Silvia ressaltou ainda que as mulheres negras ainda protagonizam o que Sueli Carneiro chamou de matriarcado da miséria. Antes da pandemia, as mulheres negras eram 32% da população em situação de pobreza e hoje são 38%. O trabalho doméstico ainda é o que mais insere mulheres negras no mercado de trabalho e o que mais guarda relação com a escravidão, com menos garantias de direitos. “O que faz de mim e das mulheres estão sentadas a essa mesa exceção”, refletiu. “Não é possível pensar em igualdade de gênero sem pensar em igualdade racial.

Instituições
A juíza Sandra Mara de Oliveira Dias falou sobre o papel das instituições na busca da igualdade racial. Ela também trouxe os dados da realidade da inserção da população negra em diferentes profissões. Mulheres negras são somente 3% das doutoras docentes da pós-graduação no Brasil. Entre os médicos 17,6% são negros e entre os profissionais da saúde são Profissionais, 27,3%. Entre os professores chegam a 35%. Já no serviço doméstico a representatividade das pessoas negras chega 65%.
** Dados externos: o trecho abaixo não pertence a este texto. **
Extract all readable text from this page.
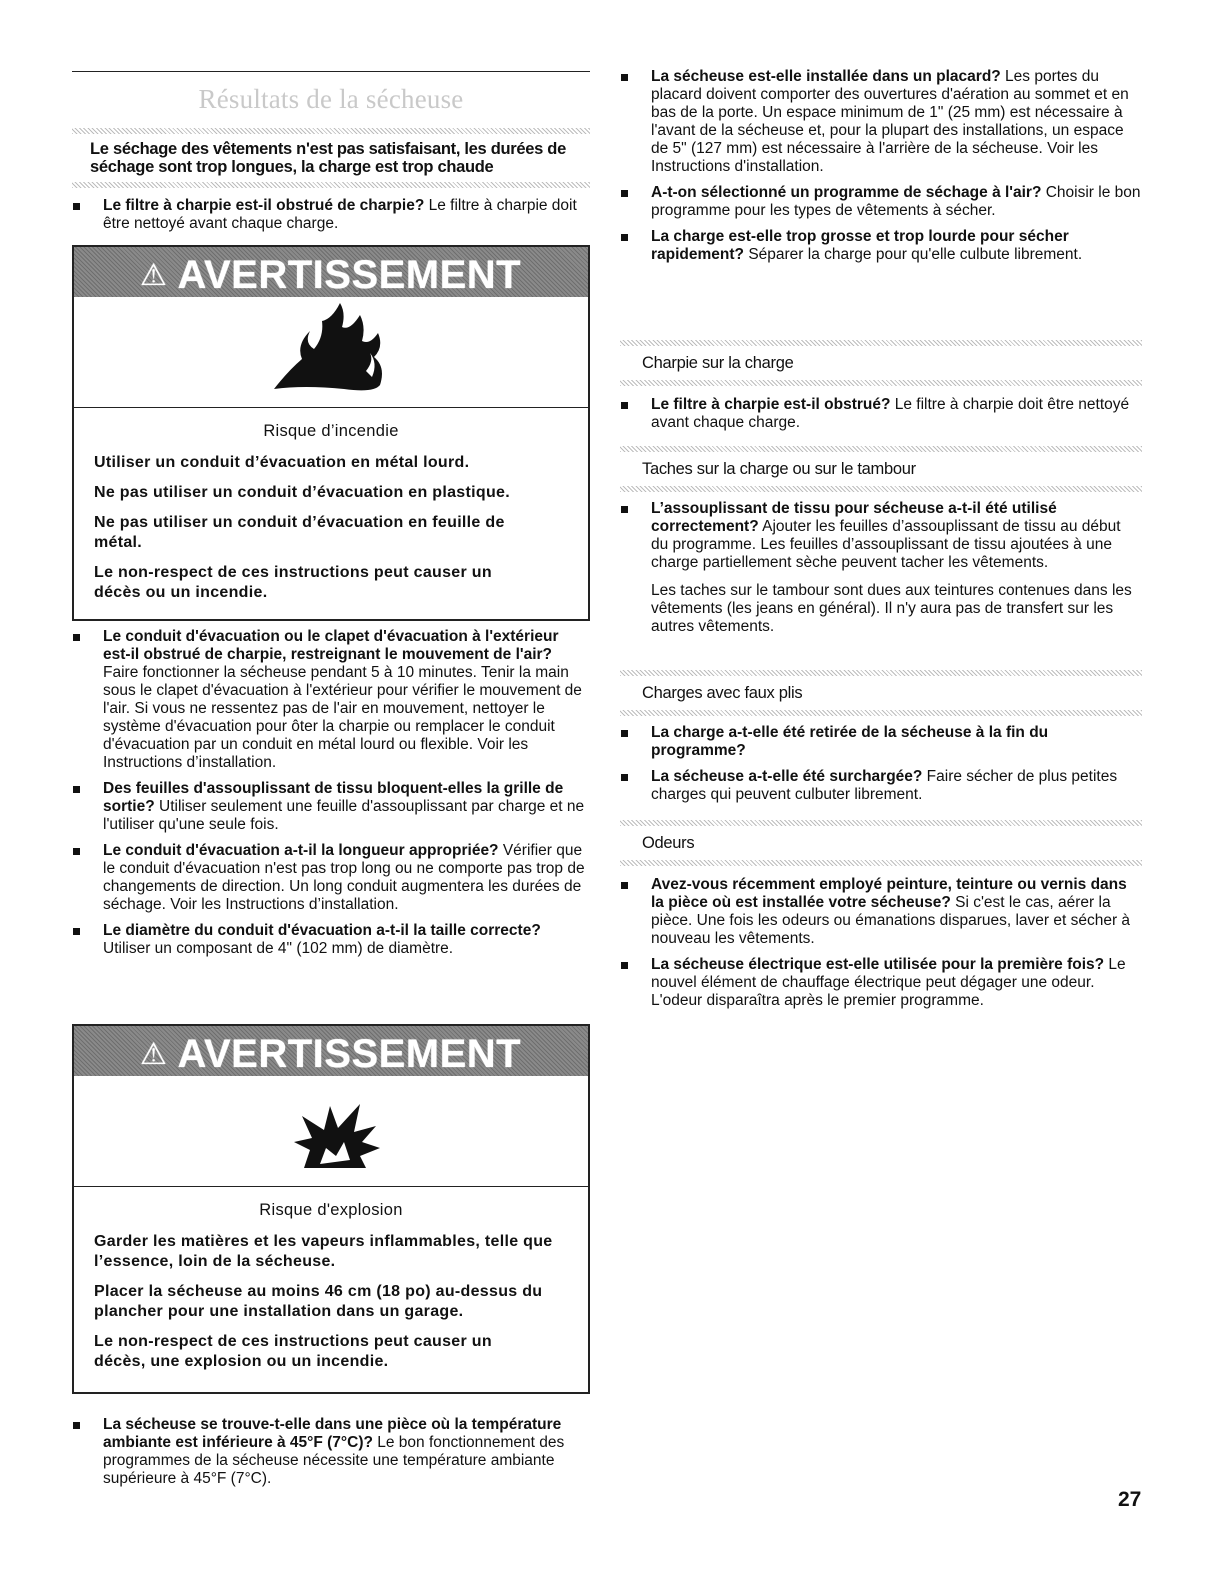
Résultats de la sécheuse
Le séchage des vêtements n'est pas satisfaisant, les durées de séchage sont trop longues, la charge est trop chaude
Le filtre à charpie est-il obstrué de charpie? Le filtre à charpie doit être nettoyé avant chaque charge.
⚠ AVERTISSEMENT

Risque d’incendie

Utiliser un conduit d’évacuation en métal lourd.

Ne pas utiliser un conduit d’évacuation en plastique.

Ne pas utiliser un conduit d’évacuation en feuille de métal.

Le non-respect de ces instructions peut causer un décès ou un incendie.

Le conduit d'évacuation ou le clapet d'évacuation à l'extérieur est-il obstrué de charpie, restreignant le mouvement de l'air? Faire fonctionner la sécheuse pendant 5 à 10 minutes. Tenir la main sous le clapet d'évacuation à l'extérieur pour vérifier le mouvement de l'air. Si vous ne ressentez pas de l'air en mouvement, nettoyer le système d'évacuation pour ôter la charpie ou remplacer le conduit d'évacuation par un conduit en métal lourd ou flexible. Voir les Instructions d’installation.
Des feuilles d'assouplissant de tissu bloquent-elles la grille de sortie? Utiliser seulement une feuille d'assouplissant par charge et ne l'utiliser qu'une seule fois.
Le conduit d'évacuation a-t-il la longueur appropriée? Vérifier que le conduit d'évacuation n'est pas trop long ou ne comporte pas trop de changements de direction. Un long conduit augmentera les durées de séchage. Voir les Instructions d’installation.
Le diamètre du conduit d'évacuation a-t-il la taille correcte? Utiliser un composant de 4" (102 mm) de diamètre.
⚠ AVERTISSEMENT

Risque d'explosion

Garder les matières et les vapeurs inflammables, telle que l’essence, loin de la sécheuse.

Placer la sécheuse au moins 46 cm (18 po) au-dessus du plancher pour une installation dans un garage.

Le non-respect de ces instructions peut causer un décès, une explosion ou un incendie.

La sécheuse se trouve-t-elle dans une pièce où la température ambiante est inférieure à 45°F (7°C)? Le bon fonctionnement des programmes de la sécheuse nécessite une température ambiante supérieure à 45°F (7°C).
La sécheuse est-elle installée dans un placard? Les portes du placard doivent comporter des ouvertures d'aération au sommet et en bas de la porte. Un espace minimum de 1" (25 mm) est nécessaire à l'avant de la sécheuse et, pour la plupart des installations, un espace de 5" (127 mm) est nécessaire à l'arrière de la sécheuse. Voir les Instructions d'installation.
A-t-on sélectionné un programme de séchage à l'air? Choisir le bon programme pour les types de vêtements à sécher.
La charge est-elle trop grosse et trop lourde pour sécher rapidement? Séparer la charge pour qu'elle culbute librement.
Charpie sur la charge
Le filtre à charpie est-il obstrué? Le filtre à charpie doit être nettoyé avant chaque charge.
Taches sur la charge ou sur le tambour
L’assouplissant de tissu pour sécheuse a-t-il été utilisé correctement? Ajouter les feuilles d’assouplissant de tissu au début du programme. Les feuilles d’assouplissant de tissu ajoutées à une charge partiellement sèche peuvent tacher les vêtements.

Les taches sur le tambour sont dues aux teintures contenues dans les vêtements (les jeans en général). Il n'y aura pas de transfert sur les autres vêtements.

Charges avec faux plis
La charge a-t-elle été retirée de la sécheuse à la fin du programme?
La sécheuse a-t-elle été surchargée? Faire sécher de plus petites charges qui peuvent culbuter librement.
Odeurs
Avez-vous récemment employé peinture, teinture ou vernis dans la pièce où est installée votre sécheuse? Si c'est le cas, aérer la pièce. Une fois les odeurs ou émanations disparues, laver et sécher à nouveau les vêtements.
La sécheuse électrique est-elle utilisée pour la première fois? Le nouvel élément de chauffage électrique peut dégager une odeur. L'odeur disparaîtra après le premier programme.
27
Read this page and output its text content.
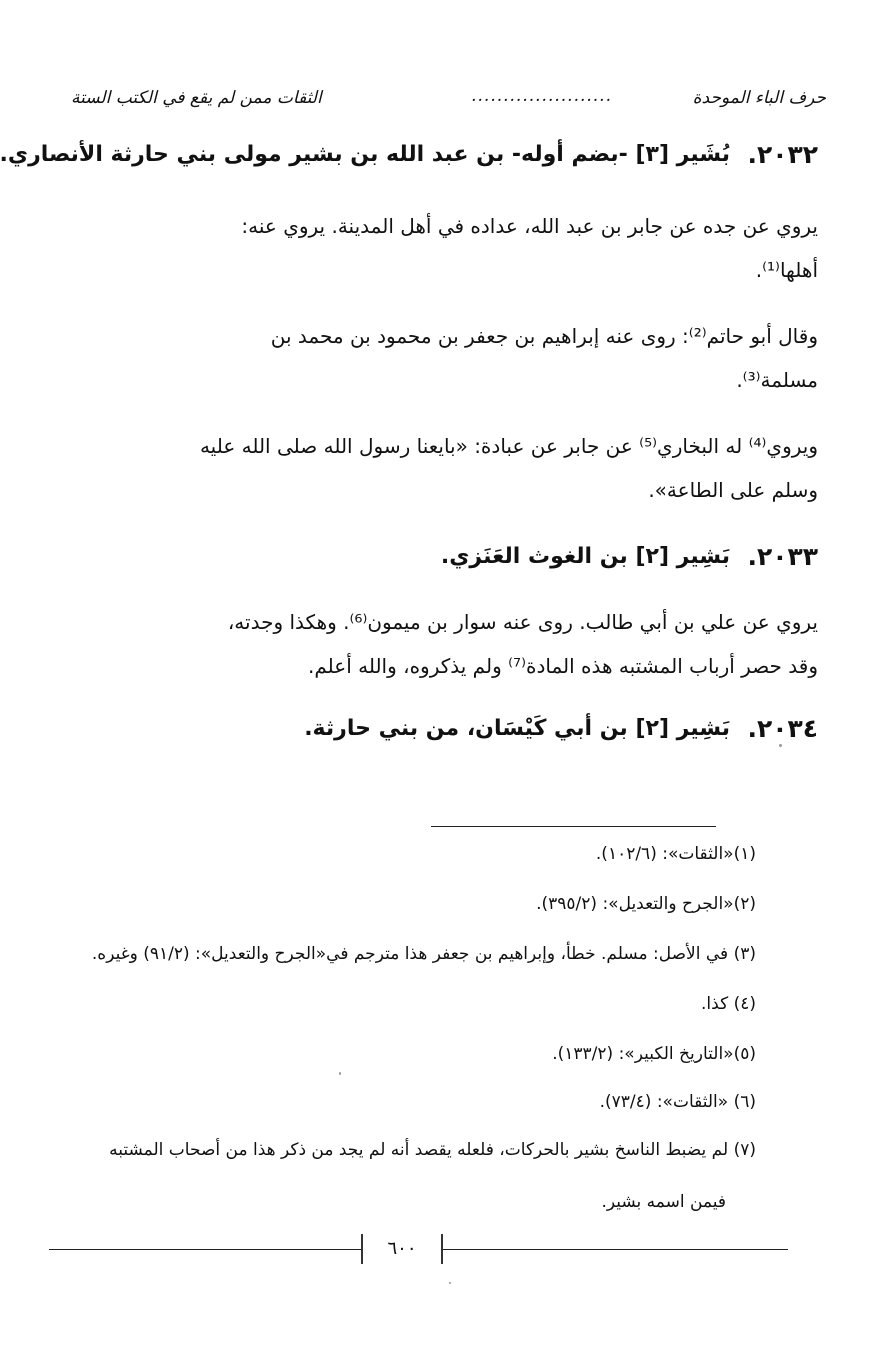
حرف الباء الموحدة
......................
الثقات ممن لم يقع في الكتب الستة
٢٠٣٢.
بُشَير [٣] -بضم أوله- بن عبد الله بن بشير مولى بني حارثة الأنصاري.
يروي عن جده عن جابر بن عبد الله، عداده في أهل المدينة. يروي عنه:
أهلها⁽¹⁾.
وقال أبو حاتم⁽²⁾: روى عنه إبراهيم بن جعفر بن محمود بن محمد بن
مسلمة⁽³⁾.
ويروي⁽⁴⁾ له البخاري⁽⁵⁾ عن جابر عن عبادة: «بايعنا رسول الله صلى الله عليه
وسلم على الطاعة».
٢٠٣٣.
بَشِير [٢] بن الغوث العَنَزي.
يروي عن علي بن أبي طالب. روى عنه سوار بن ميمون⁽⁶⁾. وهكذا وجدته،
وقد حصر أرباب المشتبه هذه المادة⁽⁷⁾ ولم يذكروه، والله أعلم.
٢٠٣٤.
بَشِير [٢] بن أبي كَيْسَان، من بني حارثة.
(١)«الثقات»: (١٠٢/٦).
(٢)«الجرح والتعديل»: (٣٩٥/٢).
(٣) في الأصل: مسلم. خطأ، وإبراهيم بن جعفر هذا مترجم في«الجرح والتعديل»: (٩١/٢) وغيره.
(٤) كذا.
(٥)«التاريخ الكبير»: (١٣٣/٢).
(٦) «الثقات»: (٧٣/٤).
(٧) لم يضبط الناسخ بشير بالحركات، فلعله يقصد أنه لم يجد من ذكر هذا من أصحاب المشتبه
فيمن اسمه بشير.
٦٠٠
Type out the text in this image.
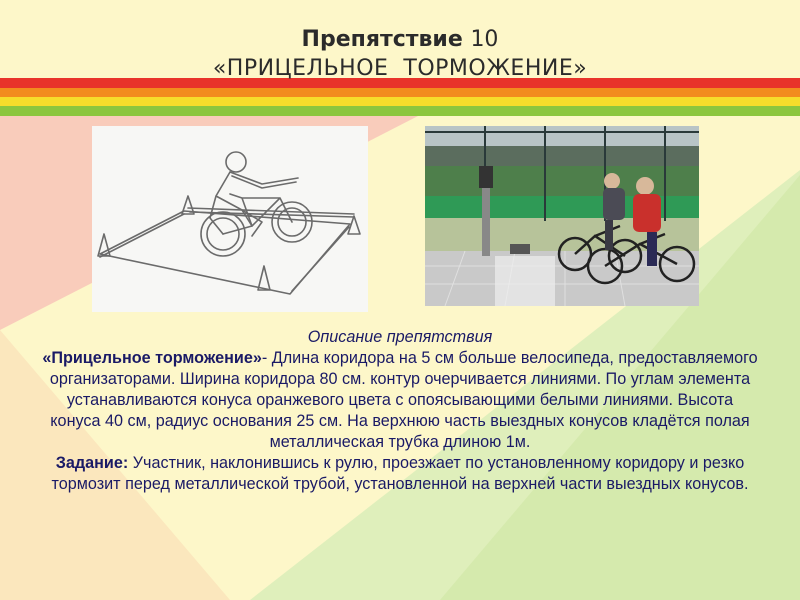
Препятствие 10
«ПРИЦЕЛЬНОЕ  ТОРМОЖЕНИЕ»
Описание препятствия
«Прицельное торможение»- Длина коридора на 5 см больше велосипеда, предоставляемого организаторами. Ширина коридора 80 см. контур очерчивается линиями. По углам элемента устанавливаются конуса оранжевого цвета с опоясывающими белыми линиями. Высота конуса 40 см, радиус основания 25 см. На верхнюю часть выездных конусов кладётся полая металлическая трубка длиною 1м.
Задание: Участник, наклонившись к рулю, проезжает по установленному коридору и резко тормозит перед металлической трубой, установленной на верхней части выездных конусов.
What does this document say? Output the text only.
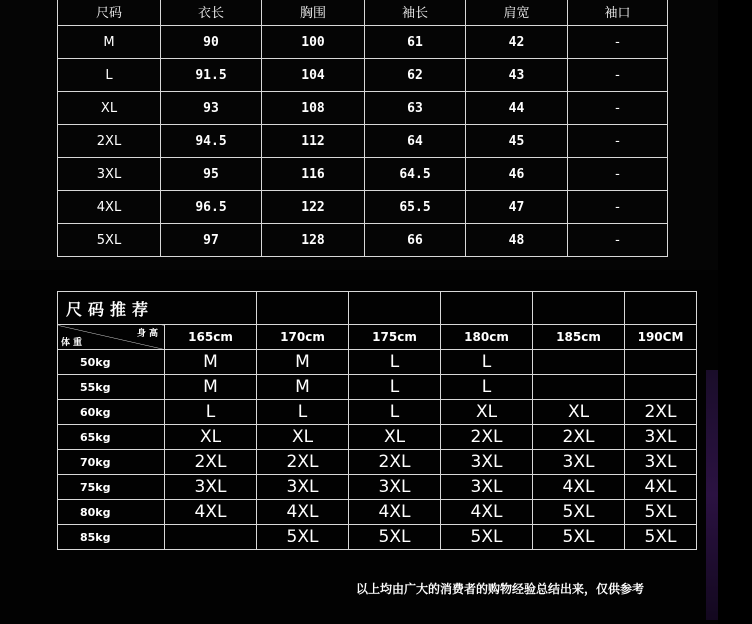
尺码	衣长	胸围	袖长	肩宽	袖口
M	90	100	61	42	-
L	91.5	104	62	43	-
XL	93	108	63	44	-
2XL	94.5	112	64	45	-
3XL	95	116	64.5	46	-
4XL	96.5	122	65.5	47	-
5XL	97	128	66	48	-
尺码推荐						

身高
体重	165cm	170cm	175cm	180cm	185cm	190CM
50kg	M	M	L	L		
55kg	M	M	L	L		
60kg	L	L	L	XL	XL	2XL
65kg	XL	XL	XL	2XL	2XL	3XL
70kg	2XL	2XL	2XL	3XL	3XL	3XL
75kg	3XL	3XL	3XL	3XL	4XL	4XL
80kg	4XL	4XL	4XL	4XL	5XL	5XL
85kg		5XL	5XL	5XL	5XL	5XL
以上均由广大的消费者的购物经验总结出来，仅供参考
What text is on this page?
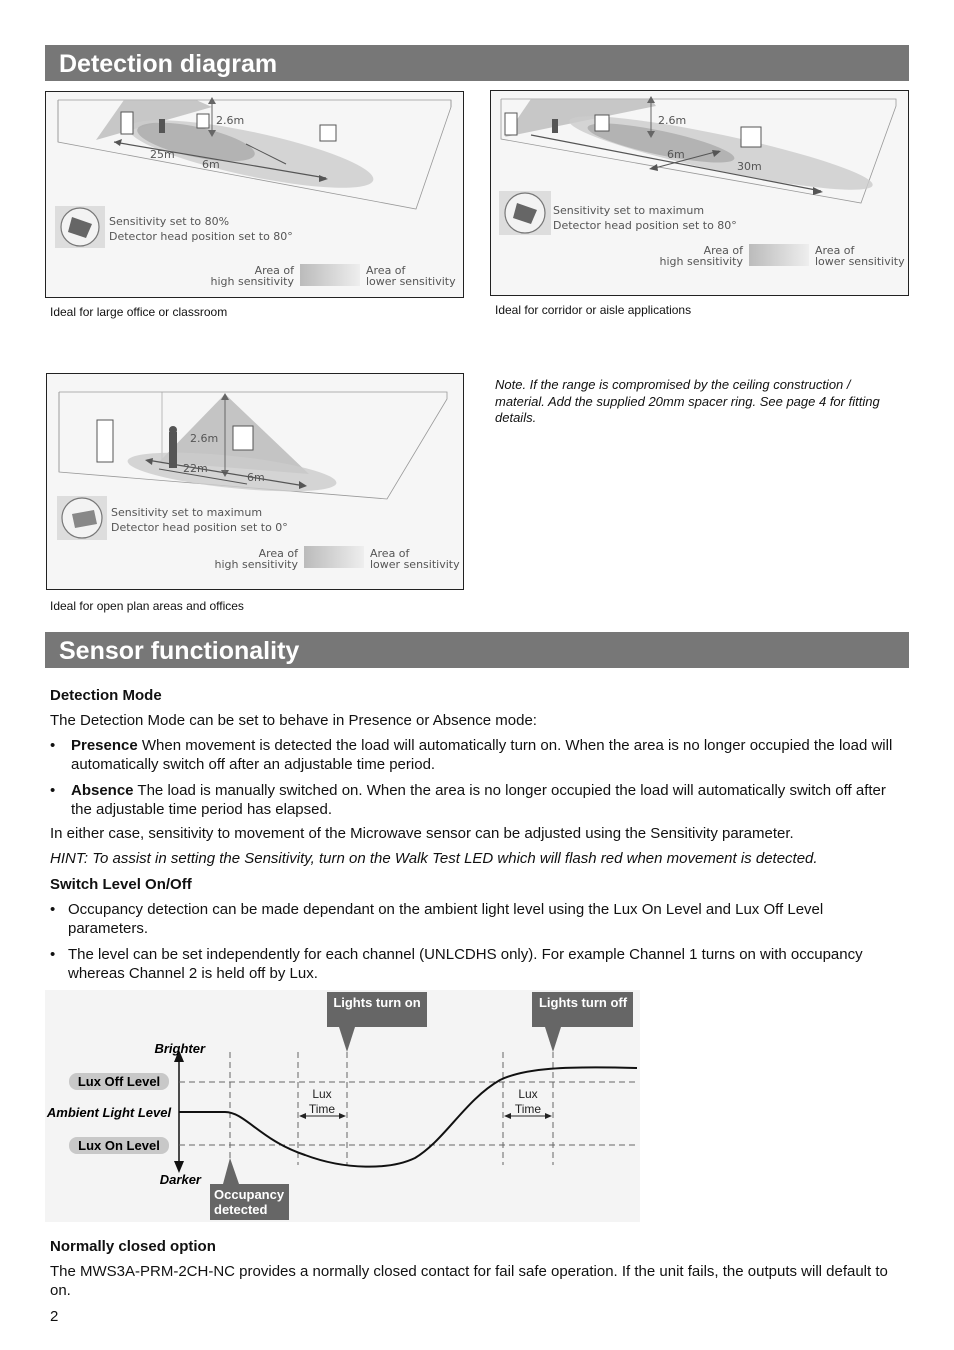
Detection diagram
2.6m
25m
6m
Sensitivity set to 80%
Detector head position set to 80°
Area of
high sensitivity
Area of
lower sensitivity
Ideal for large office or classroom
2.6m
30m
6m
Sensitivity set to maximum
Detector head position set to 80°
Area of
high sensitivity
Area of
lower sensitivity
Ideal for corridor or aisle applications
2.6m
22m
6m
Sensitivity set to maximum
Detector head position set to 0°
Area of
high sensitivity
Area of
lower sensitivity
Ideal for open plan areas and offices
Note. If the range is compromised by the ceiling construction / material. Add the supplied 20mm spacer ring. See page 4 for fitting details.
Sensor functionality
Detection Mode
The Detection Mode can be set to behave in Presence or Absence mode:
• Presence When movement is detected the load will automatically turn on. When the area is no longer occupied the load will automatically switch off after an adjustable time period.
• Absence The load is manually switched on. When the area is no longer occupied the load will automatically switch off after the adjustable time period has elapsed.
In either case, sensitivity to movement of the Microwave sensor can be adjusted using the Sensitivity parameter.
HINT: To assist in setting the Sensitivity, turn on the Walk Test LED which will flash red when movement is detected.
Switch Level On/Off
• Occupancy detection can be made dependant on the ambient light level using the Lux On Level and Lux Off Level parameters.
• The level can be set independently for each channel (UNLCDHS only). For example Channel 1 turns on with occupancy whereas Channel 2 is held off by Lux.
Lights turn on	Lights turn off
Brighter
Darker
Lux Off Level
Ambient Light Level
Lux On Level
Lux
Time
Lux
Time
Occupancy
detected
Normally closed option
The MWS3A-PRM-2CH-NC provides a normally closed contact for fail safe operation. If the unit fails, the outputs will default to on.
2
A magistrada falou do âmbito da Justiça do Trabalho do Paraná: há 31 desembargadores, 1 mulher negra; 96 juízes titulares dos quais 4 negros; 85 juízes substitutos, sendo 3 negros. “O símbolo da magistratura brasileira é homem e branco. O fato de ser juíza não livra do preconceito, a toga não me livra”, constatou a Sandra Mara. Ela também citou a criação do Comissão Permanente de Políticas Afirmativas de Valorização e Inclusão Racial e de Gênero no Âmbito da Justiça do Trabalho do Paraná para modificar esse cenário.

Legado
Silvana falou sobre o legado dos advogados pioneiros negros Pamphilo d'Assumpção e Enedina Alves Marques. “De onde viemos? Onde estamos? Onde queremos chegar?”, questionou. Ela também lembrou do Plano de Igualdade Racial, aprovado de forma pioneira na OAB Paraná “Foi um avanço, conseguimos aprovar por unanimidade nessa sala de Conselho Pleno e serve de exemplo no Sistema OAB e em Diversas outras instituições”, apontou a conselheira federal.

“Como o negro, o pardo chegou às universidades? Como a mulher negra chegou à advocacia? Como podemos chegar a cargos de gerência na advocacia?”, perguntou. “Podemos chegar, mas é preciso adotar medidas específicas para isso”, disse Silvana, que também ressaltou a importância da união entre as raças. “Ninguém aqui está falando de apartheid. Os negros não querem caminhar sozinhos, queremos união. Sempre amor, nunca ódio.


Perspectivas para a busca da igualdade racial
A presidente em exercício da Associação Nacional dos Procuradores Municipais (ANPM), Lilian Azevedo, trouxe uma reflexão sobre as perspectivas para a busca da igualdade racial a partir da poesia “Vozes-Mulheres”, de Conceição Evaristo, que narra a trajetória de mulheres negras em nosso país. "A poesia de Conceição Evaristo resume uma caminhada ancestral, que traz a história de dores que formou nosso país. Traz a ideia de uma população negra que era composta de reis, rainhas, médicos, engenheiros, donas de casa, jornalistas, de um futuro próspero em um continente africano, que foram sequestrados, vilipendiados e trazidos para o solo brasileiro”, disse.

“De geração em geração, ela passa pela avó, pela mãe, pela filha - mas não só a minha filha, mas os filhos e filhas do nosso solo. Somos o sonho de liberdade de um povo sofrido que se reergueu e continua se reerguendo. Como foi dito: eu me levanto”, afirmou.

A procuradora municipal lembrou que o racismo afeta a saúde, a educação, a imagem e a subjetividade de indivíduos, por isso deve ser combatido a partir de uma visão sistêmica, que parta da reflexão de que a subalternidade da mulher negra e do homem negro está no imaginário social. “Não vamos cair no ledo engano de achar que esta é uma pauta segmentária, porque neste podemos ter uma visão sistêmica de quantas dores cabem nesta encruzilhada. Cabe a dor da violência contra a mulher, a dor da pessoa com deficiência, a dor do sexismo, a dor da homofobia”, disse.

Ela defendeu ainda a importância de ações práticas voltadas ao tema, destacando que a ANPM lançou a premiação Esperança Garcia, que visa divulgar projetos de sucesso na adoção de boas práticas relativas à promoção da igualdade racial nas instituições municipais que envolvam a participação das Procuradorias.